Actually, the Gut is a Southern Gentleman. Most times. Bronze God all the time. We've been lucky enough to share some fine conversation and, yes, he had white zin.......I stuck with Jack and Coke. There were those beers out at the pool........mmmmmmmmmmmm......I do enjoy a cold one. I don't know yet whether he dances like a fucktard because he refused to go to the class today. Yeah, they had dancing lessons. Go figure. They act like this is the freakin' Catskills. As much as I like Johnny Castle, Acidman is just much more fun. Not nearly the brooding oaf that Patrick Swayze was in Dirty Dancing........

This keyboard is FAR too high up for me to type quickly or accurately. And, I have to get this in before Rob gets back. Heaven forbid he should find out I commandeered his blog. Shhhhhhhhhhhhhhhhhh.....don't tell him. It'll be our little secret. He never reads the old stuff anyway.

If I get the chance later, I will most certainly tell you more about this elusive and sexy creature. But, now, I have to go rescue him from the environmentalists and the lady from Yankeeland. She's been all over him since the minute we got here. Damn! It's scary. She's got red toenails..........but that's about the only thing going for here. (My suspicions are that the toes underneath that polish are so hideous that he wouldn't dare put those babies in his mouth.......Poor thing.......has no idea what she's missing!)
Hmmm... I have found the "Business Center" here at the resort, where I can pretend to be doing serious business while I blog. As long as I keep a serious expression on my face, everybody believes that I'm communicating with my boss, swinging million-dollar business deals and swapping dollars for euros, or some such shit.

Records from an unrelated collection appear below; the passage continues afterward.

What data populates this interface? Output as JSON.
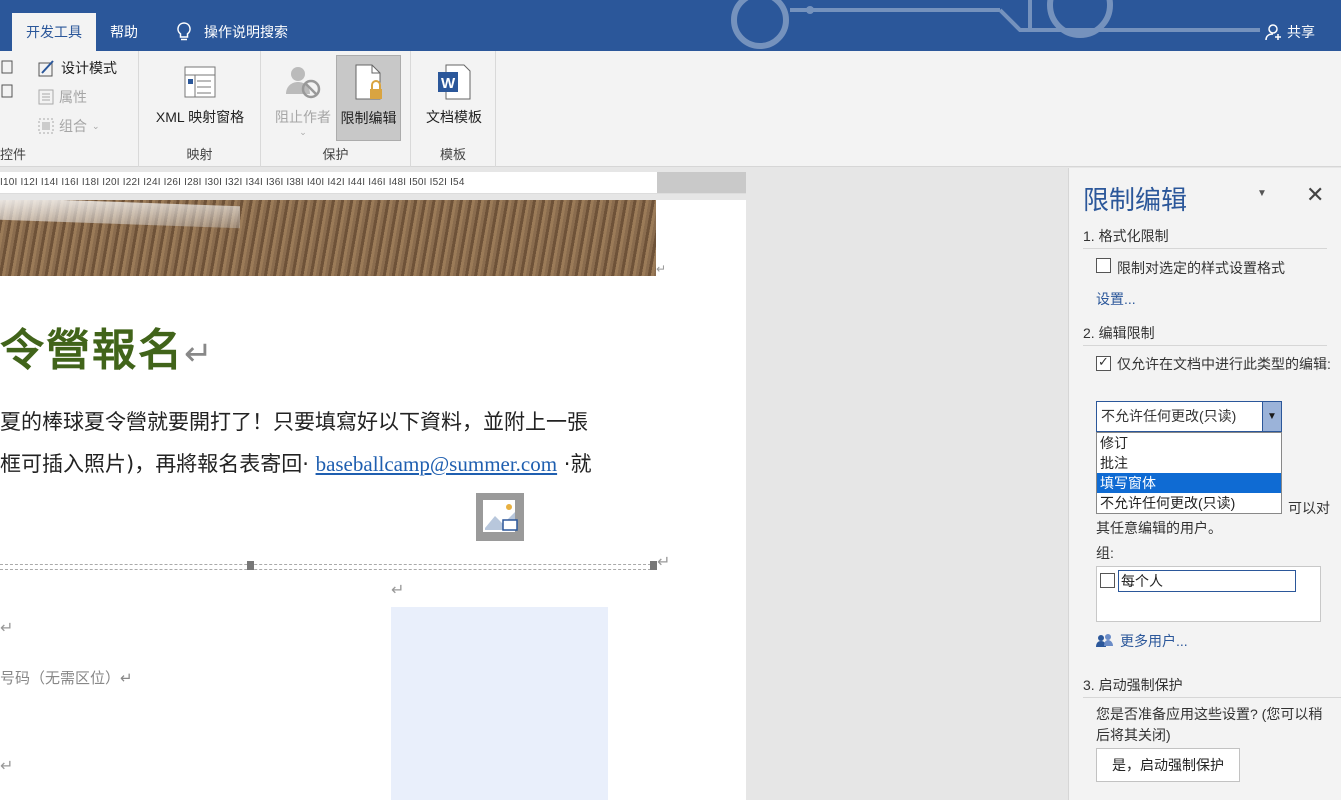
{
  "tabs": {
    "developer": "开发工具",
    "help": "帮助",
    "search": "操作说明搜索",
    "share": "共享"
  },
  "ribbon": {
    "controls": {
      "design_mode": "设计模式",
      "properties": "属性",
      "group": "组合",
      "label": "控件"
    },
    "mapping": {
      "xml_pane": "XML 映射窗格",
      "label": "映射"
    },
    "protect": {
      "block_authors": "阻止作者",
      "restrict_editing": "限制编辑",
      "label": "保护"
    },
    "templates": {
      "document_template": "文档模板",
      "label": "模板"
    }
  },
  "ruler": {
    "marks": "I10I  I12I  I14I  I16I  I18I  I20I  I22I  I24I  I26I  I28I  I30I  I32I  I34I  I36I  I38I  I40I  I42I  I44I  I46I  I48I  I50I  I52I  I54"
  },
  "document": {
    "title": "令營報名",
    "line1": "夏的棒球夏令營就要開打了！只要填寫好以下資料，並附上一張",
    "line2_prefix": "框可插入照片)，再將報名表寄回·",
    "email": "baseballcamp@summer.com",
    "line2_suffix": "·就",
    "phone_label": "号码（无需区位）↵"
  },
  "pane": {
    "title": "限制编辑",
    "section1": "1. 格式化限制",
    "format_restrict": "限制对选定的样式设置格式",
    "settings_link": "设置...",
    "section2": "2. 编辑限制",
    "allow_only": "仅允许在文档中进行此类型的编辑:",
    "select_value": "不允许任何更改(只读)",
    "options": [
      "修订",
      "批注",
      "填写窗体",
      "不允许任何更改(只读)"
    ],
    "selected_option": "填写窗体",
    "exceptions_tail": "可以对",
    "exceptions_desc": "其任意编辑的用户。",
    "groups_label": "组:",
    "everyone": "每个人",
    "more_users": "更多用户...",
    "section3": "3. 启动强制保护",
    "ready_text": "您是否准备应用这些设置? (您可以稍后将其关闭)",
    "start_button": "是，启动强制保护"
  }
}
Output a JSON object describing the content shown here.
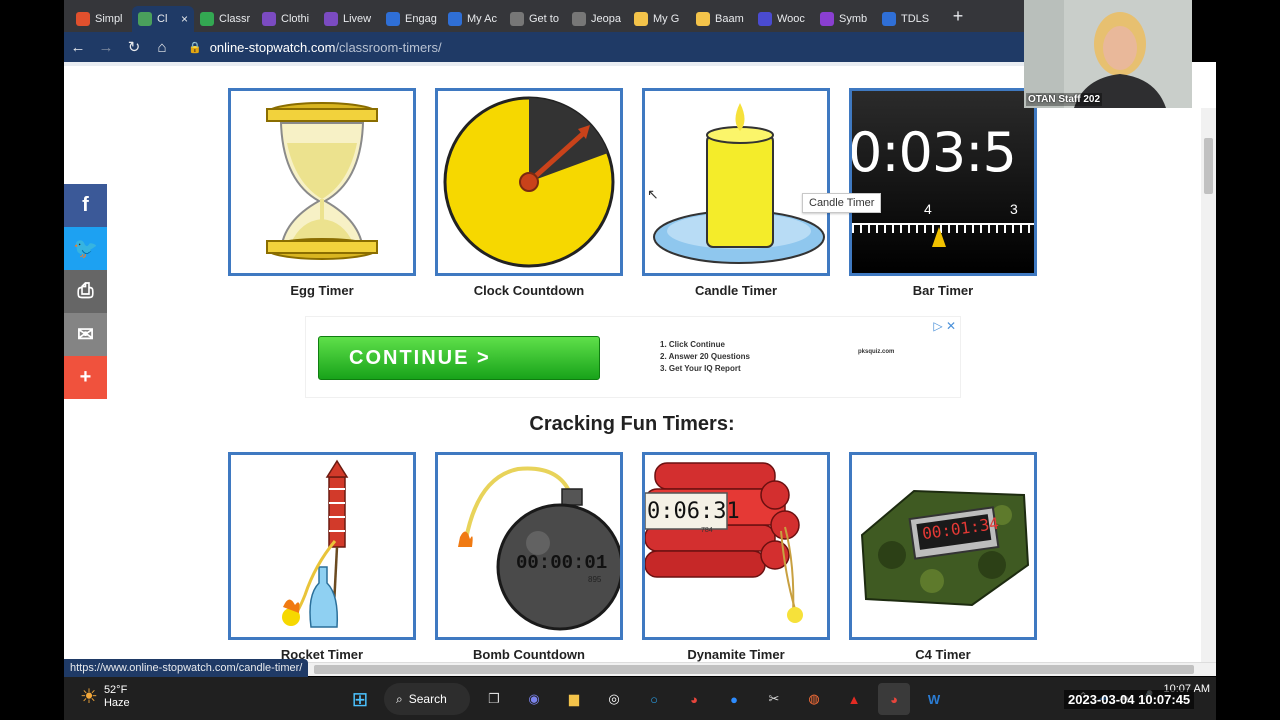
{
  "browser": {
    "tabs": [
      {
        "label": "Simpl",
        "color": "#e0502d",
        "active": false
      },
      {
        "label": "Cl",
        "color": "#4aa05c",
        "active": true
      },
      {
        "label": "Classr",
        "color": "#33a852",
        "active": false
      },
      {
        "label": "Clothi",
        "color": "#7b4bc1",
        "active": false
      },
      {
        "label": "Livew",
        "color": "#7b4bc1",
        "active": false
      },
      {
        "label": "Engag",
        "color": "#2f6fd6",
        "active": false
      },
      {
        "label": "My Ac",
        "color": "#2f6fd6",
        "active": false
      },
      {
        "label": "Get to",
        "color": "#777777",
        "active": false
      },
      {
        "label": "Jeopa",
        "color": "#777777",
        "active": false
      },
      {
        "label": "My G",
        "color": "#f3c34a",
        "active": false
      },
      {
        "label": "Baam",
        "color": "#f3c34a",
        "active": false
      },
      {
        "label": "Wooc",
        "color": "#4a4bd1",
        "active": false
      },
      {
        "label": "Symb",
        "color": "#8a3fd1",
        "active": false
      },
      {
        "label": "TDLS",
        "color": "#2f6fd6",
        "active": false
      }
    ],
    "new_tab_symbol": "+",
    "close_symbol": "×",
    "url_host": "online-stopwatch.com",
    "url_path": "/classroom-timers/",
    "status_url": "https://www.online-stopwatch.com/candle-timer/"
  },
  "social": [
    {
      "icon": "facebook-icon",
      "glyph": "f",
      "color": "#3b5998"
    },
    {
      "icon": "twitter-icon",
      "glyph": "🐦",
      "color": "#1da1f2"
    },
    {
      "icon": "print-icon",
      "glyph": "⎙",
      "color": "#666666"
    },
    {
      "icon": "email-icon",
      "glyph": "✉",
      "color": "#848484"
    },
    {
      "icon": "share-icon",
      "glyph": "+",
      "color": "#f0523d"
    }
  ],
  "timers_row1": [
    {
      "label": "Egg Timer",
      "id": "egg"
    },
    {
      "label": "Clock Countdown",
      "id": "clock"
    },
    {
      "label": "Candle Timer",
      "id": "candle"
    },
    {
      "label": "Bar Timer",
      "id": "bar"
    }
  ],
  "bar_timer_display": "0:03:5",
  "bar_timer_ticks": [
    "4",
    "3"
  ],
  "tooltip": "Candle Timer",
  "ad": {
    "button": "CONTINUE >",
    "steps": [
      "1. Click Continue",
      "2. Answer 20 Questions",
      "3. Get Your IQ Report"
    ],
    "site": "pksquiz.com"
  },
  "section_title": "Cracking Fun Timers:",
  "timers_row2": [
    {
      "label": "Rocket Timer",
      "id": "rocket"
    },
    {
      "label": "Bomb Countdown",
      "id": "bomb"
    },
    {
      "label": "Dynamite Timer",
      "id": "dynamite"
    },
    {
      "label": "C4 Timer",
      "id": "c4"
    }
  ],
  "bomb_display": "00:00:01",
  "bomb_sub": "895",
  "dynamite_display": "0:06:31",
  "dynamite_sub": "784",
  "c4_display": "00:01:34",
  "video": {
    "name": "OTAN Staff 202"
  },
  "taskbar": {
    "temp": "52°F",
    "condition": "Haze",
    "search": "Search",
    "time": "10:07 AM",
    "stamp": "2023-03-04 10:07:45"
  },
  "colors": {
    "card_border": "#3f79c1",
    "chrome_dark": "#35363a",
    "chrome_nav": "#1f3a66"
  }
}
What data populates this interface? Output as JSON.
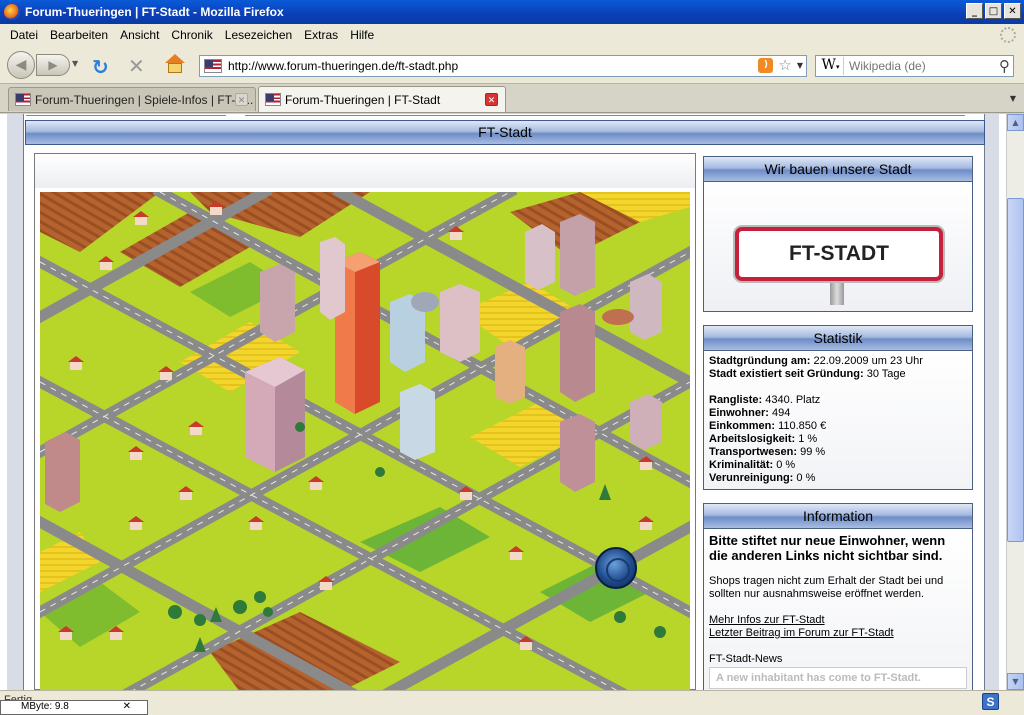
{
  "window": {
    "title": "Forum-Thueringen | FT-Stadt - Mozilla Firefox",
    "buttons": {
      "minimize": "_",
      "maximize": "□",
      "close": "✕"
    }
  },
  "menu": [
    "Datei",
    "Bearbeiten",
    "Ansicht",
    "Chronik",
    "Lesezeichen",
    "Extras",
    "Hilfe"
  ],
  "nav": {
    "url": "http://www.forum-thueringen.de/ft-stadt.php",
    "search_engine": "W",
    "search_placeholder": "Wikipedia (de)"
  },
  "tabs": [
    {
      "label": "Forum-Thueringen | Spiele-Infos | FT-S...",
      "active": false
    },
    {
      "label": "Forum-Thueringen | FT-Stadt",
      "active": true
    }
  ],
  "page": {
    "header": "FT-Stadt",
    "build_box": {
      "title": "Wir bauen unsere Stadt",
      "sign_text": "FT-STADT"
    },
    "stats": {
      "title": "Statistik",
      "rows_top": [
        {
          "label": "Stadtgründung am:",
          "value": "22.09.2009 um 23 Uhr"
        },
        {
          "label": "Stadt existiert seit Gründung:",
          "value": "30 Tage"
        }
      ],
      "rows_bottom": [
        {
          "label": "Rangliste:",
          "value": "4340. Platz"
        },
        {
          "label": "Einwohner:",
          "value": "494"
        },
        {
          "label": "Einkommen:",
          "value": "110.850 €"
        },
        {
          "label": "Arbeitslosigkeit:",
          "value": "1 %"
        },
        {
          "label": "Transportwesen:",
          "value": "99 %"
        },
        {
          "label": "Kriminalität:",
          "value": "0 %"
        },
        {
          "label": "Verunreinigung:",
          "value": "0 %"
        }
      ]
    },
    "info": {
      "title": "Information",
      "headline": "Bitte stiftet nur neue Einwohner, wenn die anderen Links nicht sichtbar sind.",
      "text": "Shops tragen nicht zum Erhalt der Stadt bei und sollten nur ausnahmsweise eröffnet werden.",
      "link1": "Mehr Infos zur FT-Stadt",
      "link2": "Letzter Beitrag im Forum zur FT-Stadt",
      "news_label": "FT-Stadt-News",
      "news_text": "A new inhabitant has come to FT-Stadt."
    }
  },
  "status": {
    "text": "Fertig",
    "mbyte": "MByte: 9.8"
  },
  "colors": {
    "title_bar": "#0b3fb6",
    "grass": "#b8d62a",
    "road": "#8a8a8a",
    "sign_red": "#c7203a"
  }
}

You would never guess WHO I MET HERE, just by accident. It's a SMALL WORLD, isn't it?

Sunday, August 18, 2002

Okay, I'm outta here. See ya'll about Thursday!
I'm packing for my "fake-asian" at Daytona Beach and I'm pretty sure I have everything I need. Two bathing suits, Phantom Warriors by Gary A. Linderer, suntan lotion and my new and improved fix-a-flat kit, just in case I get lucky. Oh yeah... a razor and a toothbrush, too. Nail clippers, moustache sissors and my 2" pocketknife in case I lock myself out of the condo and have to break in. Clean drawers. A couple of pairs of shorts and some tee shirts. That should do it.

If I forget anything, I'll bet I can find a Wal-Mart and remedy that problem.
Here's something to curdle your grits... MICHAEL JACKSON as The Picture of Dorian Gray.

I borrowed this from THE GROUP CAPTAIN and I just wonder if it made HIS skin crawl the way it did mine.